Pythagorean Fuzzy Partial Correlation Measure and Its Application

The process of computing correlation among attributes of an ordinary database is significant in the analysis and classification of a data set. Due to the uncertainties embedded in data classification, encapsulating correlation techniques using Pythagorean fuzzy information is appropriate to curb the uncertainties. Although correlation coefficient between Pythagorean fuzzy data (PFD) is an applicable information measure, its output is not reliable because of the intrinsic effect of other interfering PFD. Due to the fact that the correlation coefficients in a Pythagorean fuzzy environment could not remove the intrinsic effect of the interfering PFD, the notion of Pythagorean fuzzy partial correlation measure (PFPCM) is necessary to enhance the measure of precise correlation between PFD. Because of the flexibility of Pythagorean fuzzy sets (PFSs), we are motivated to initiate the study on Pythagorean fuzzy partial correlation coefficient (PFPCC) based on a modified Pythagorean fuzzy correlation measure (PFCM).

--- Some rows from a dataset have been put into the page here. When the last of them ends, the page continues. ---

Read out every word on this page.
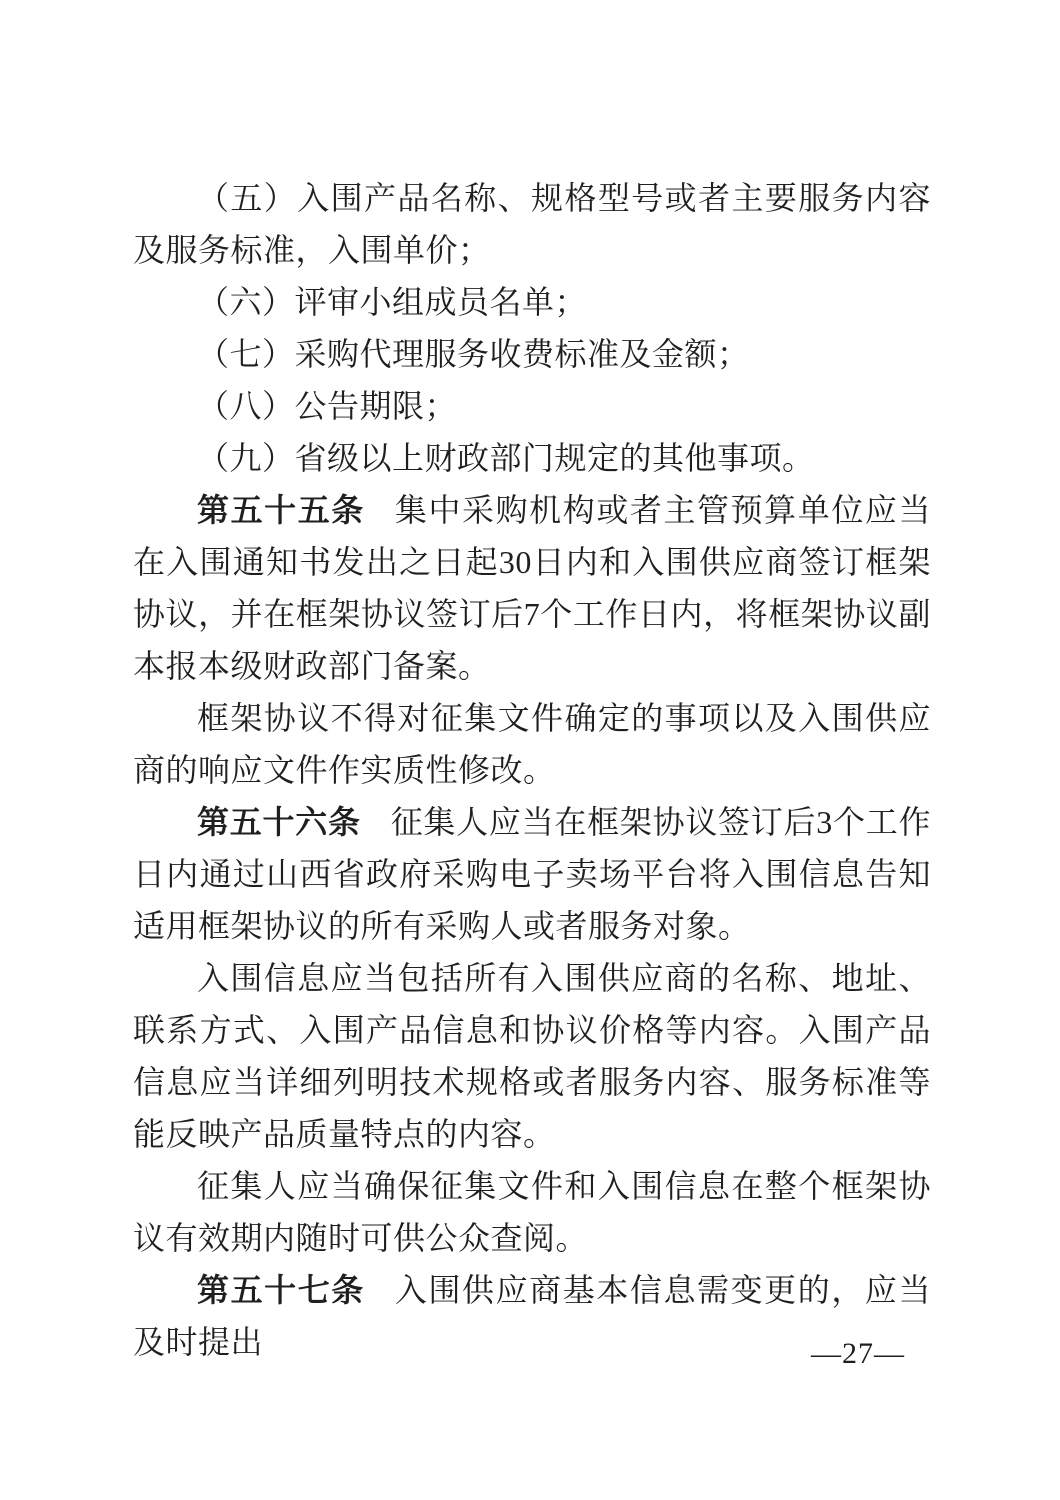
（五）入围产品名称、规格型号或者主要服务内容及服务标准，入围单价；

（六）评审小组成员名单；

（七）采购代理服务收费标准及金额；

（八）公告期限；

（九）省级以上财政部门规定的其他事项。

第五十五条 集中采购机构或者主管预算单位应当在入围通知书发出之日起30日内和入围供应商签订框架协议，并在框架协议签订后7个工作日内，将框架协议副本报本级财政部门备案。

框架协议不得对征集文件确定的事项以及入围供应商的响应文件作实质性修改。

第五十六条 征集人应当在框架协议签订后3个工作日内通过山西省政府采购电子卖场平台将入围信息告知适用框架协议的所有采购人或者服务对象。

入围信息应当包括所有入围供应商的名称、地址、联系方式、入围产品信息和协议价格等内容。入围产品信息应当详细列明技术规格或者服务内容、服务标准等能反映产品质量特点的内容。

征集人应当确保征集文件和入围信息在整个框架协议有效期内随时可供公众查阅。

第五十七条 入围供应商基本信息需变更的，应当及时提出	—27—
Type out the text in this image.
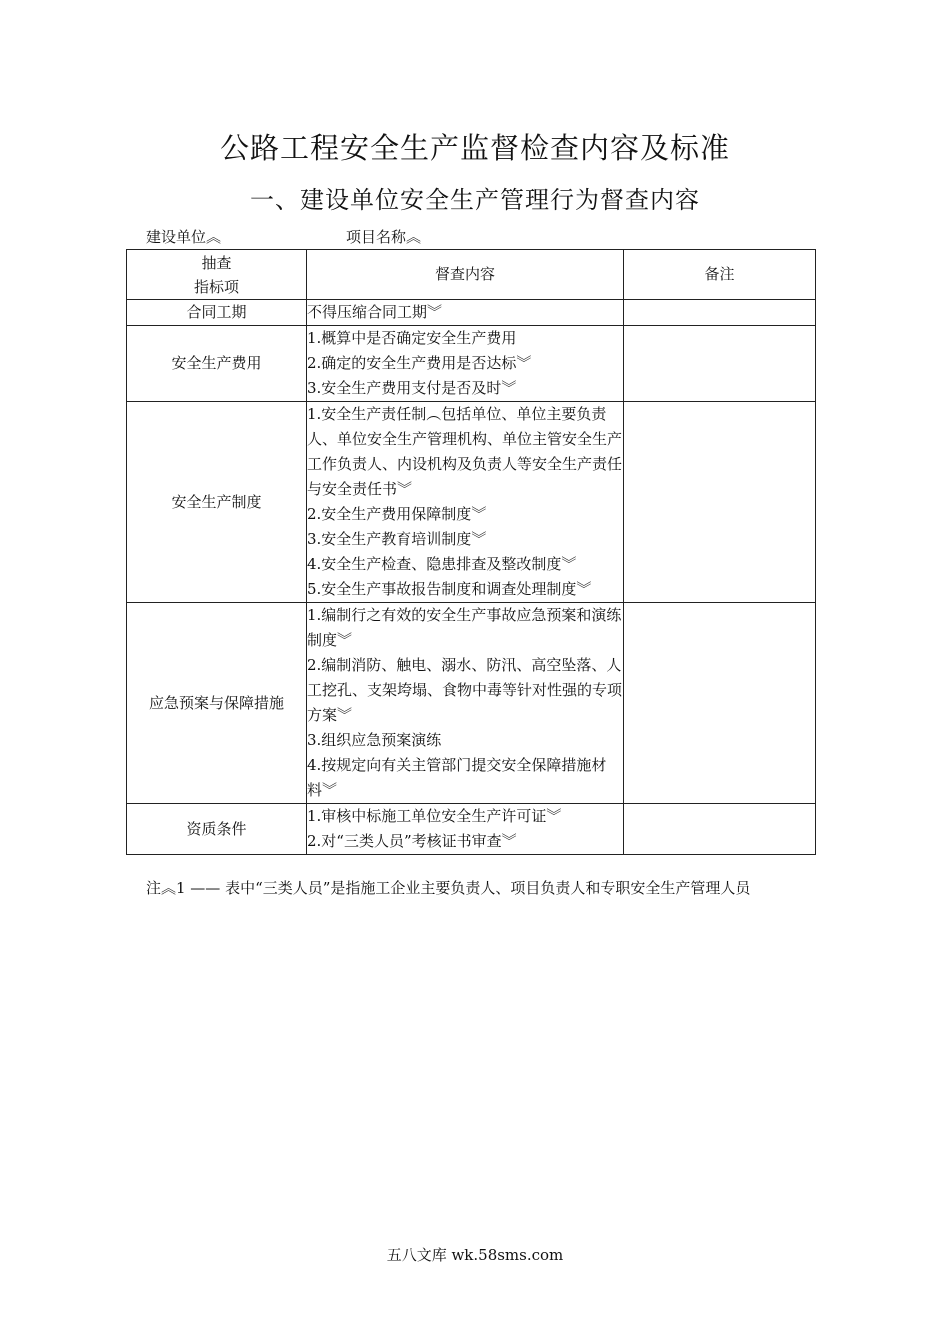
公路工程安全生产监督检查内容及标准
一、建设单位安全生产管理行为督查内容
建设单位︽	项目名称︽
抽查
指标项	督查内容	备注
合同工期	不得压缩合同工期︾	

安全生产费用	1.概算中是否确定安全生产费用

2.确定的安全生产费用是否达标︾

3.安全生产费用支付是否及时︾	

安全生产制度	1.安全生产责任制︵包括单位、单位主要负责人、单位安全生产管理机构、单位主管安全生产工作负责人、内设机构及负责人等安全生产责任与安全责任书︾

2.安全生产费用保障制度︾

3.安全生产教育培训制度︾

4.安全生产检查、隐患排查及整改制度︾

5.安全生产事故报告制度和调查处理制度︾	

应急预案与保障措施	1.编制行之有效的安全生产事故应急预案和演练制度︾

2.编制消防、触电、溺水、防汛、高空坠落、人工挖孔、支架垮塌、食物中毒等针对性强的专项方案︾

3.组织应急预案演练

4.按规定向有关主管部门提交安全保障措施材料︾	

资质条件	1.审核中标施工单位安全生产许可证︾

2.对“三类人员”考核证书审查︾	

注︽1 —— 表中“三类人员”是指施工企业主要负责人、项目负责人和专职安全生产管理人员
五八文库 wk.58sms.com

Examples are given to authenticate the choice of the modified PFCM in the computational process of PFPCC. For application, we discuss a case of pattern recognition and classification using the proposed PFPCC after computing the simple correlation coefficient between the patterns based on the modified correlation technique. To be precise, the contributions of the work include the enhancement of an existing PFCC approach, development of PFPCC using the enhanced PFCC, and the application of the developed PFPCC in pattern recognition and classifications.